Babak baru perang dagang antara Eropa dan China kembali menyala. Ini setelah Selasa, Komisi Eropa mengeluarkan draf terbaru soal bea masuk ke mobil listrik (electronic vehicle/EV) buatan China.
Hal ini merupakan kelanjutan aturan yang sebelumnya sudah diterapkan sementara di Juni, sekitar 17% hingga 37,6%, di atas bea masuk saat ini sebesar 10%. Rencananya draf itu akan disetujui Oktober nanti.
Dalam pernyataan terbaru Komisi Eropa mengatakan pihaknya akan mengenakan bea masuk impor selama lima tahun hingga 36% pada mobil listrik China. Kecuali Beijing dapat menawarkan solusi alternatif untuk mengakhiri pertikaian mengenai subsidi negara, yang diklaim Eropa membuat EV China lebih murah.
Namun, Tesla yang diproduksi di China, hanya akan menghadapi tarif impor UE tambahan sebesar 9%. Tarif yang diterapkan ke produsen mobil listrik AS itu jauh lebih rendah setelah eksekutif Uni Eropa (UE) menyimpulkan bahwa Tesla diuntungkan hanya sedikit oleh subsidi China daripada produsen lain di dalam negeri Tirai Bambu.
“Kami terbuka dengan China untuk mengajukan proposal yang akan menyelesaikan masalah dengan cara yang sama seperti bea masuk,” kata seorang pejabat komisi kepada wartawan dikutip dari AFP, Rabu (21/8/2024).
Hal ini sontak membuat marah pemerintah Presiden Xi Jinping. China dengan tegas “menentang keras” tarif tersebut seraya meneriakkan desakan agar Brussels bekerja sama dengan Beijing secara rasional dan pragmatis untuk menghindari “eskalasi perdagangan”.
“China dengan tegas menentang dan sangat khawatir tentang hal ini,” kata Kementerian Perdagangan China.
“Kami berharap pihak Eropa akan bekerja sama dengan pihak China secara rasional dan pragmatis … dan mengambil tindakan praktis untuk menghindari eskalasi ketegangan perdagangan,” ujarnya memperingatkan.
Kelompok yang mewakili perusahaan China di Eropa, Kamar Dagang Tiongkok untuk UE (CCCEU), juga meneriakkan rencana Komisi Eropa tersebut tidak adil.

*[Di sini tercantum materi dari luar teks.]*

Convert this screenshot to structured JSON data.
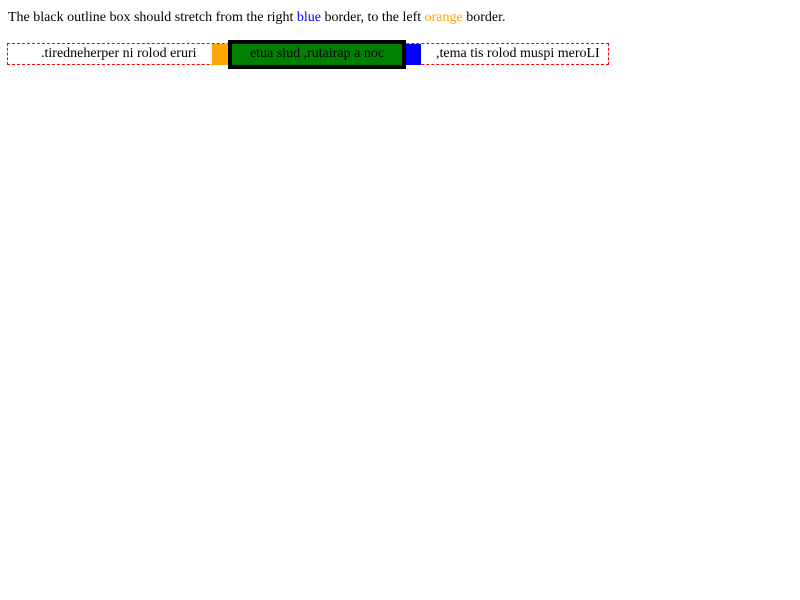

Sikap UE, tegasnya, justru akan memperburuk ketegangan perdagangan.
“Menyatakan ketidakpuasan yang kuat dan penentangan tegas terhadap pendekatan proteksionis UE,” kata kelompok itu dalam sebuah pernyataan.
“Penggunaan alat perdagangan yang tidak adil oleh UE untuk menghalangi perdagangan bebas kendaraan listrik, bersama dengan pendekatan proteksionis ini, pada akhirnya akan melemahkan ketahanan industri kendaraan listrik Eropa,” jelasnya lagi.
“Ini akan memperburuk ketegangan perdagangan antara China dan UE, mengirimkan sinyal yang sangat negatif terhadap kerja sama global dan pembangunan hijau.”
Perlu diketahui UE menerapkan kebijakan tarif setelah melakukan penyelidikan yang berujung pada klaim subsidi pada mobil listrik China. Beijing sendiri sudah melayangkan banding terhadap tindakan tersebut ke Organisasi Perdagangan Dunia (WTO).
Perlu diketahui dalam aturan sementara Juni, mobil listrik China BYD mendapat kenaikan tarif 17% sementara Geely 19,3%. Mobil listrik China lain, SAIC dikenakan tarif 37,6%.
Belum diketahui jelas bagaimana nasib sejumlah perusahaan mobil Eropa seperti Volkswagen dan BMW dari Jerman yang terlibat usaha patungan yang mengekspor kendaraan listrik China. Sebelumnya mereka sempat mengutarakan kekhawatiran akan kebijakan baru UE tersebut.
Menurut Atlantic Council, penjualan kendaraan listrik China di luar negeri naik 70% pada tahun 2023, mencapai US$34,1 miliar (sekitar Rp 526 triliun). Hampir 40% ditujukan ke UE, penerima kendaraan listrik China terbesar.